Komputasi Kuantum Bukan Lagi Teori, Mengapa Dunia Mulai Berinvestasi Besar?

Komputasi Kuantum Bukan Lagi Teori, Mengapa Dunia Mulai Berinvestasi Besar?

S

Penulis

Super Admin BEM

28 Feb 2026

Scroll

Komputasi Kuantum Bukan Lagi Teori, Mengapa Dunia Mulai Berinvestasi Besar?

Bandung — Selama puluhan tahun, komputasi kuantum (quantum computing) lebih banyak dikenal sebagai topik penelitian di laboratorium fisika. Kini, teknologi tersebut mulai memasuki babak baru. Perusahaan teknologi seperti IBM, Google, Microsoft, hingga IonQ berlomba mengembangkan komputer kuantum dengan kemampuan yang terus meningkat. Pemerintah di berbagai negara juga mengalokasikan investasi besar untuk mempercepat riset di bidang ini karena dinilai berpotensi mengubah berbagai sektor, mulai dari kesehatan hingga manufaktur.

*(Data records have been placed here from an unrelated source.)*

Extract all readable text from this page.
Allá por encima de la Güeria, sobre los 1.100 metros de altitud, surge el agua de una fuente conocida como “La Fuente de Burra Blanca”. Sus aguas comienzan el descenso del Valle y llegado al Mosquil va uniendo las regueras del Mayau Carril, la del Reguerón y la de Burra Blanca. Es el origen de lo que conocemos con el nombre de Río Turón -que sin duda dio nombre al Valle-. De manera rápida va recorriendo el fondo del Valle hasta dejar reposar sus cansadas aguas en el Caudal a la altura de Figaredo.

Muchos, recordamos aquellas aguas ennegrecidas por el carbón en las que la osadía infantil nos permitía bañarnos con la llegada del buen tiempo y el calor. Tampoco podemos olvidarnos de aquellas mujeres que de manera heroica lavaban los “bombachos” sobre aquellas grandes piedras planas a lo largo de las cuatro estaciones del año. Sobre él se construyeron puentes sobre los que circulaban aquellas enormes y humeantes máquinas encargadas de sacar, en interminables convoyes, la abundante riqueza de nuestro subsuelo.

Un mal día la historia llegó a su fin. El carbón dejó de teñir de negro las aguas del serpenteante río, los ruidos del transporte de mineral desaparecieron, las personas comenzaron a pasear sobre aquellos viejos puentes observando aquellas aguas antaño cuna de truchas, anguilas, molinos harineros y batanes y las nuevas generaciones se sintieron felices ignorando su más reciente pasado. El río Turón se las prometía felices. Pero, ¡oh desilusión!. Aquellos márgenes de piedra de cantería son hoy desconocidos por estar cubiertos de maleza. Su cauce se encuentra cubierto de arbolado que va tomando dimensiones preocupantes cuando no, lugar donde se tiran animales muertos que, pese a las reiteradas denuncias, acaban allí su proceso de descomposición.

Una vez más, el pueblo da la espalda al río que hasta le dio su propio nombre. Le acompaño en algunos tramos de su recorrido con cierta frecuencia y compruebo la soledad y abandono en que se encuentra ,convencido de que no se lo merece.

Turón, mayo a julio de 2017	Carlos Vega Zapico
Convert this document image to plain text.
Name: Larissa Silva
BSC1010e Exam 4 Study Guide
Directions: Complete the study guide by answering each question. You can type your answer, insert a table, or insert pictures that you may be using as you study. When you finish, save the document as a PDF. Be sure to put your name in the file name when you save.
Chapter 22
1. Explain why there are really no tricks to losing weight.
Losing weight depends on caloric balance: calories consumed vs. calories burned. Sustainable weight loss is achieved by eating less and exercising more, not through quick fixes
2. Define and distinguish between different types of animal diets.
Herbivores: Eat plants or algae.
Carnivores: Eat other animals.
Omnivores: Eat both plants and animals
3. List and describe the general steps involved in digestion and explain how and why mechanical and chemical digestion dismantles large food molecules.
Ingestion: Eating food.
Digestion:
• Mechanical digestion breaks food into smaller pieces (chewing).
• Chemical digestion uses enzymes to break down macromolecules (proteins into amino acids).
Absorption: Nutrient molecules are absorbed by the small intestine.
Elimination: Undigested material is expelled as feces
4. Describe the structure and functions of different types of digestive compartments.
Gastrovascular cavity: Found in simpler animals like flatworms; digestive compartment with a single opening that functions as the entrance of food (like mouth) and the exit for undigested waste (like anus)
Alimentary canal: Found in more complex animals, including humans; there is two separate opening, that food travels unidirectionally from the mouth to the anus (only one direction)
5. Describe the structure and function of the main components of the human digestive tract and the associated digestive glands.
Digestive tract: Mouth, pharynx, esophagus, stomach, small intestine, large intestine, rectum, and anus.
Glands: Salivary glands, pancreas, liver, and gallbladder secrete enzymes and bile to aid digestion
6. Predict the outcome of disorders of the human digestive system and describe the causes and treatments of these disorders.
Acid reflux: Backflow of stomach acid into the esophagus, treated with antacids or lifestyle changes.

Berbeda dengan komputer konvensional yang menggunakan bit bernilai 0 atau 1, komputer kuantum memanfaatkan qubit yang dapat berada pada beberapa keadaan secara bersamaan melalui prinsip mekanika kuantum. Pendekatan ini memungkinkan komputer kuantum menyelesaikan jenis persoalan tertentu dengan jauh lebih cepat dibanding komputer yang digunakan saat ini, terutama pada masalah optimasi, simulasi molekul, dan kriptografi.


Meski demikian, komputer kuantum bukan pengganti komputer biasa. Teknologi ini dirancang untuk menangani persoalan yang sangat kompleks dan membutuhkan daya komputasi tinggi. Aktivitas sehari-hari seperti mengetik dokumen, mengakses internet, atau menjalankan aplikasi perkantoran tetap lebih efisien menggunakan komputer konvensional.


Perkembangan komputasi kuantum juga membuka peluang penelitian lintas disiplin. Di bidang farmasi, teknologi ini diproyeksikan membantu mempercepat simulasi struktur molekul untuk pengembangan obat. Pada sektor manufaktur, komputasi kuantum berpotensi digunakan untuk optimasi rantai pasok, simulasi material baru, hingga penyelesaian persoalan logistik yang melibatkan jutaan kemungkinan.


Indonesia memang belum memiliki komputer kuantum sendiri, tetapi sejumlah perguruan tinggi telah mulai memperkenalkan materi komputasi kuantum melalui penelitian dan kerja sama internasional. Di sisi lain, akses terhadap komputer kuantum berbasis cloud yang disediakan perusahaan teknologi global membuat mahasiswa dan peneliti dapat mulai mempelajari teknologi tersebut tanpa harus memiliki perangkat fisik sendiri.


Bagi mahasiswa di bidang teknik, informatika, maupun sains, perkembangan ini menjadi pengingat bahwa teknologi terus bergerak melampaui apa yang saat ini digunakan di ruang kelas. Konsep seperti matematika, algoritma, fisika, dan pemrograman yang dipelajari hari ini dapat menjadi fondasi untuk memahami teknologi yang akan berkembang pada masa mendatang.


Meski masih berada pada tahap pengembangan, komputasi kuantum menunjukkan bagaimana riset dasar dapat berkembang menjadi teknologi strategis. Seperti halnya internet yang dahulu hanya digunakan di lingkungan akademik, teknologi kuantum berpotensi menjadi bagian penting dari berbagai inovasi pada masa depan apabila tantangan teknis yang masih ada berhasil diatasi.